Aux termes de l’article L. 521-2 du code de justice administrative : « Saisi d’une demande en ce sens justifiée par l’urgence, le juge des référés peut ordonner toutes mesures nécessaires à la sauvegarde d’une liberté fondamentale à laquelle une personne morale de droit public ou un organisme de droit privé chargé de la gestion d’un service public aurait porté, dans l’exercice d’un de ses pouvoirs, une atteinte grave et manifestement illégale. Le juge des référés se prononce dans un délai de quarante-huit heures. ». Aux termes de l’article L. 522-3 du même code : « Lorsque la demande ne présente pas un caractère d’urgence ou lorsqu’il apparaît manifeste, au vu de la demande, que celle-ci ne relève pas de la compétence de la juridiction administrative, qu’elle est irrecevable ou qu’elle est mal fondée, le juge des référés peut la rejeter par une ordonnance motivée sans qu’il y ait lieu d’appliquer les deux premiers alinéas de l’article L. 522-1. ».

Ressortissant péruvien né le 15 août 2009, M. F... A... est entré en France en 2012. Il justifie avoir déposé une demande de document de circulation pour mineur le 12 mai 2025. Il indique qu’il n’a pas reçu ce document.

Il résulte des articles L. 411-1, L. 414-4 et L. 414-5 du code de l’entrée et du séjour des étrangers et du droit d’asile que le document de circulation pour étranger mineur permet seulement à son titulaire d’être réadmis en France sans avoir à justifier d’un visa et n’a aucune incidence sur la régularité de son séjour. Au regard de l’objet comme des effets de ce document, son refus comme son retrait ne sauraient, en principe et en l’absence de circonstances particulières relatives à la situation concrète de l’étranger, créer une situation d’urgence y compris au sens des dispositions de l’article L. 521-1 du code de justice administrative et de plus fort au sens de l’urgence très particulière exigée par les dispositions de l’article L. 521-2 du même code.

Pour justifier de l’urgence, M. F... A... fait valoir qu’il suit une formation en apprentissage, que la date limite d’inscription au centre de formation est le 12 septembre 2025 et que l’employeur n’a pas signé le contrat d’apprentissage qui devait débuter le 25 août 2025 faute de document de circulation.

Ce faisant l’intéressé ne justifie pas que sa situation serait compromise de façon si imminente qu’elle exigerait d’ordonner une mesure de sauvegarde dans un délai de 48 heures. Par suite, la requête doit être rejetée selon la procédure prévue par les dispositions précitées de l’article L. 522-3 du code de justice administrative.
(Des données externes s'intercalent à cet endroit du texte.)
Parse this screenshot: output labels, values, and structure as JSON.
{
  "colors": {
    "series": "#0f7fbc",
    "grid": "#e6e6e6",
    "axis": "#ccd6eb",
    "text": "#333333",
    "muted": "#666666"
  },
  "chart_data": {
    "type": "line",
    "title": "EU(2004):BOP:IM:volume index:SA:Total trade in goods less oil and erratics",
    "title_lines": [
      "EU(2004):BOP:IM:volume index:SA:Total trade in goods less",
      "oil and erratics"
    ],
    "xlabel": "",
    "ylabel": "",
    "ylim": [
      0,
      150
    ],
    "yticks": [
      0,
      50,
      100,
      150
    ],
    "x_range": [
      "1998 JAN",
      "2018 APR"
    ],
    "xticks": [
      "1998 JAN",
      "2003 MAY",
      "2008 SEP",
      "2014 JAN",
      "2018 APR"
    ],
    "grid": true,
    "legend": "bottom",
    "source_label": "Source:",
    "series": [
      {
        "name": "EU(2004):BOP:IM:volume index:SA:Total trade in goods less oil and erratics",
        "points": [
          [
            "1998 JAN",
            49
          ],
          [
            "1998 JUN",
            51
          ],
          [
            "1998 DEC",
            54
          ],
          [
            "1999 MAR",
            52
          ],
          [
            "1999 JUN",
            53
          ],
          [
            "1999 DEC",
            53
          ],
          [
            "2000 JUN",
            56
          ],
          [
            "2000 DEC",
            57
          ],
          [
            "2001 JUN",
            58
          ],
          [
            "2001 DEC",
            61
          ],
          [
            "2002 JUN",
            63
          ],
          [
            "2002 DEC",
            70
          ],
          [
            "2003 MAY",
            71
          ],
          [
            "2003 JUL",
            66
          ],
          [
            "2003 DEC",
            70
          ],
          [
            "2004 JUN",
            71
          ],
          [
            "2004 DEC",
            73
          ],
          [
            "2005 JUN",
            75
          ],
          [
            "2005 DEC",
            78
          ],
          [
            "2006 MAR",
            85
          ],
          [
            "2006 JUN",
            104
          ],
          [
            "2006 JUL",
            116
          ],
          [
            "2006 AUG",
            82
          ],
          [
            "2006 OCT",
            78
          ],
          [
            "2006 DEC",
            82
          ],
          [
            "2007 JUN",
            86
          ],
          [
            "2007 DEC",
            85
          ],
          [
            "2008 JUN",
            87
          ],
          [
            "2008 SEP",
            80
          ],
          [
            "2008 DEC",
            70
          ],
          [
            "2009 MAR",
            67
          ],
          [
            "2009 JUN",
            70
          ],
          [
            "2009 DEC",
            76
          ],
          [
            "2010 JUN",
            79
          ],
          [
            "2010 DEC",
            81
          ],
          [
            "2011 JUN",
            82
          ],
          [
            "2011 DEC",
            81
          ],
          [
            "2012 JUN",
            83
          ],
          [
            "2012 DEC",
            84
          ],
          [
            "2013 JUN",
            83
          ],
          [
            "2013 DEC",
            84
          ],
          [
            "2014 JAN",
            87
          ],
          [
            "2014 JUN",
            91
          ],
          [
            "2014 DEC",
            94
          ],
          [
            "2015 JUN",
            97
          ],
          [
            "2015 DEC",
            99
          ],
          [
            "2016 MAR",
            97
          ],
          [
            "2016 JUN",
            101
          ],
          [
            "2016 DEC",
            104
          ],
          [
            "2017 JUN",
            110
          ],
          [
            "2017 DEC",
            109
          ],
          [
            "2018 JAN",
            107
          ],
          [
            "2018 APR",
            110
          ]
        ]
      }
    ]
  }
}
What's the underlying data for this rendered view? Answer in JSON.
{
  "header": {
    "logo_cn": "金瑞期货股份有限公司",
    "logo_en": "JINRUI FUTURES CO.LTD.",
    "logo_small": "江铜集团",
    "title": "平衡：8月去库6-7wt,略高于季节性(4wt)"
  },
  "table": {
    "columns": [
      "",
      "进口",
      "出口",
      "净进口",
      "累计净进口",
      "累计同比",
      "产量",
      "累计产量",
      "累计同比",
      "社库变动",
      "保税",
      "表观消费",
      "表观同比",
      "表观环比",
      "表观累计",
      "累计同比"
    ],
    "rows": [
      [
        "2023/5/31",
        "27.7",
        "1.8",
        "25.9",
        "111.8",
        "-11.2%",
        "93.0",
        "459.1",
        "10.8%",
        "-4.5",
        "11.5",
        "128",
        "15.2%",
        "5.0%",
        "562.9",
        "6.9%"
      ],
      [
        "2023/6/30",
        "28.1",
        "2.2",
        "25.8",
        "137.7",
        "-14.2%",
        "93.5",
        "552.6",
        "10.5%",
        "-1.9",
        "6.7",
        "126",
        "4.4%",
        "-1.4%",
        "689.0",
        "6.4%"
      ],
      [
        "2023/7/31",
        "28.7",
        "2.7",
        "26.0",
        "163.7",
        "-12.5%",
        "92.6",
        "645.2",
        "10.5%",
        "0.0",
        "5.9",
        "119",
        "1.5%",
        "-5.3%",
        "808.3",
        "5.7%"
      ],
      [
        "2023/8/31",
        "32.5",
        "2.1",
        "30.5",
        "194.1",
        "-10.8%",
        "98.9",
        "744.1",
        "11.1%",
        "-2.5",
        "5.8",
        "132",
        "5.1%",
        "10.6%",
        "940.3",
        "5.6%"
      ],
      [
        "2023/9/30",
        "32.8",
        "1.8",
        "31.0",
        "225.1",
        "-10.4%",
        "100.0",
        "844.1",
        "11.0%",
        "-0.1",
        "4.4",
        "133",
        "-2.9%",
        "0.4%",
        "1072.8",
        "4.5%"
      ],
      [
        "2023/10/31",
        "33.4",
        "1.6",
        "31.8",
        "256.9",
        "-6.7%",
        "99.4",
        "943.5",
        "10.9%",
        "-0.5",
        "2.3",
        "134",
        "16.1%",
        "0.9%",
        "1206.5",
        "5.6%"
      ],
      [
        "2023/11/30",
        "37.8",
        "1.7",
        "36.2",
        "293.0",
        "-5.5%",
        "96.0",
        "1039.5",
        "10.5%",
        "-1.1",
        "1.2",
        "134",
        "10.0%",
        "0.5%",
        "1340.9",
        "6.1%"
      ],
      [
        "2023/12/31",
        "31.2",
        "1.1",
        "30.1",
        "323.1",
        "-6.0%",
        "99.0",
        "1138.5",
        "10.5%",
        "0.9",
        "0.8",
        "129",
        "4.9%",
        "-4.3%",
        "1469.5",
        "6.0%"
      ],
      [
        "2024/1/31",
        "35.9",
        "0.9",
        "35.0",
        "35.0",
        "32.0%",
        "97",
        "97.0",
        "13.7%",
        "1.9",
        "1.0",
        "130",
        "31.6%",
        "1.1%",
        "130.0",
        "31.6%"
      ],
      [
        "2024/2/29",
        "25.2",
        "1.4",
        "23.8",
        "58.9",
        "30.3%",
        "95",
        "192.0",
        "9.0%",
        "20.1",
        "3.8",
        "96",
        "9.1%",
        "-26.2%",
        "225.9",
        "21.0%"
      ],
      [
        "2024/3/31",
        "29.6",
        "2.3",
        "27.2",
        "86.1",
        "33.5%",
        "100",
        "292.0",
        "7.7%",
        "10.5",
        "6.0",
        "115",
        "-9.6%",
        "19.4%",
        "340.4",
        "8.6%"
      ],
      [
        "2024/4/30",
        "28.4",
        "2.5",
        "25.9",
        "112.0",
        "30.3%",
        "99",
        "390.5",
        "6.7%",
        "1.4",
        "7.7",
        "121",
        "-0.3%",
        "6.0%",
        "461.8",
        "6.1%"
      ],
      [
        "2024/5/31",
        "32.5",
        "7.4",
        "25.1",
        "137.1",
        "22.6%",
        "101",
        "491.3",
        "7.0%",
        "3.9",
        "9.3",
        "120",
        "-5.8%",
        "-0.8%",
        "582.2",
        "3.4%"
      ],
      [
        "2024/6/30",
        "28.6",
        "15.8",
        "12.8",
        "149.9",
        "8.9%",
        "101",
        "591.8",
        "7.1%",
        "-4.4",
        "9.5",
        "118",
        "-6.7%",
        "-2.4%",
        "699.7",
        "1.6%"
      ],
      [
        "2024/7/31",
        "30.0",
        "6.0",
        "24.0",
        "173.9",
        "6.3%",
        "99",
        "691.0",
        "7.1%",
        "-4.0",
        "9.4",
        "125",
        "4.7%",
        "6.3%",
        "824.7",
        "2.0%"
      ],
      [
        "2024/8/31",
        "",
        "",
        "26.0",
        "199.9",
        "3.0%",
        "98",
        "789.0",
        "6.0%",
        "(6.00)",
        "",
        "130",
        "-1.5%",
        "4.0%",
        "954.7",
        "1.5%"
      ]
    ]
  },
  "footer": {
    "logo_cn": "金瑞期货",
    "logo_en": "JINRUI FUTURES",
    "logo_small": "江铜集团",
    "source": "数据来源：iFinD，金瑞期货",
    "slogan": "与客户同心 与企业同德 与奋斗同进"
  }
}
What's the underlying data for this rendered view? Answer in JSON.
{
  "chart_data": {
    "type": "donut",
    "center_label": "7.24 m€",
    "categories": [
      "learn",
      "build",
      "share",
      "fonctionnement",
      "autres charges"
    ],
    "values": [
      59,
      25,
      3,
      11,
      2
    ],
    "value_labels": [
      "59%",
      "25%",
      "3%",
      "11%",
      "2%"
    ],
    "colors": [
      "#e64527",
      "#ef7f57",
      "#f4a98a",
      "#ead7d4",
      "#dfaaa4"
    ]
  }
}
Au surplus, ainsi qu’il a été dit au point 3, le document demandé n’a d’incidence que sur les déplacements à l’étranger et il résulte, a contrario, des dispositions de l’article L. 411-1 du code de l’entrée et du séjour des étrangers et du droit d’asile que les ressortissants étrangers mineurs sont dispensés de titre de séjour, aucune norme ne les y obligeant par ailleurs, nonobstant le droit de se voir attribuer les cartes de séjour et de résident mentionnées à l’article L. 421-35 du même code s’ils remplissent les conditions de cet article. Les ressortissants étrangers mineurs doivent dès lors être regardés comme autorisés à séjourner en France au sens et pour l’application des dispositions de l’article L. 5221-5 du code du travail. Il s’ensuit, qu’en application de ces dernières dispositions, ils doivent se voir délivrer une autorisation provisoire de travail, dès lors qu’ils justifient d’un contrat d’apprentissage.



O R D O N N E :


Article 1er : La requête de M. F... A... est rejetée.

Article 2 : La présente ordonnance sera notifiée à D... B..., représentant son fils mineur, E... F... A... et au ministre de l’intérieur.

Copie en sera adressée au préfet des Pyrénées-Atlantiques.


Fait à Pau, le 9 septembre 2025.


La juge des référés,




A. Triolet




La République mande et ordonne au ministre de l’intérieur en ce qui le concerne, ou à tous commissaires de justice à ce requis en ce qui concerne les voies de droit commun, contre les parties privées, de pourvoir à l’exécution de la présente décision.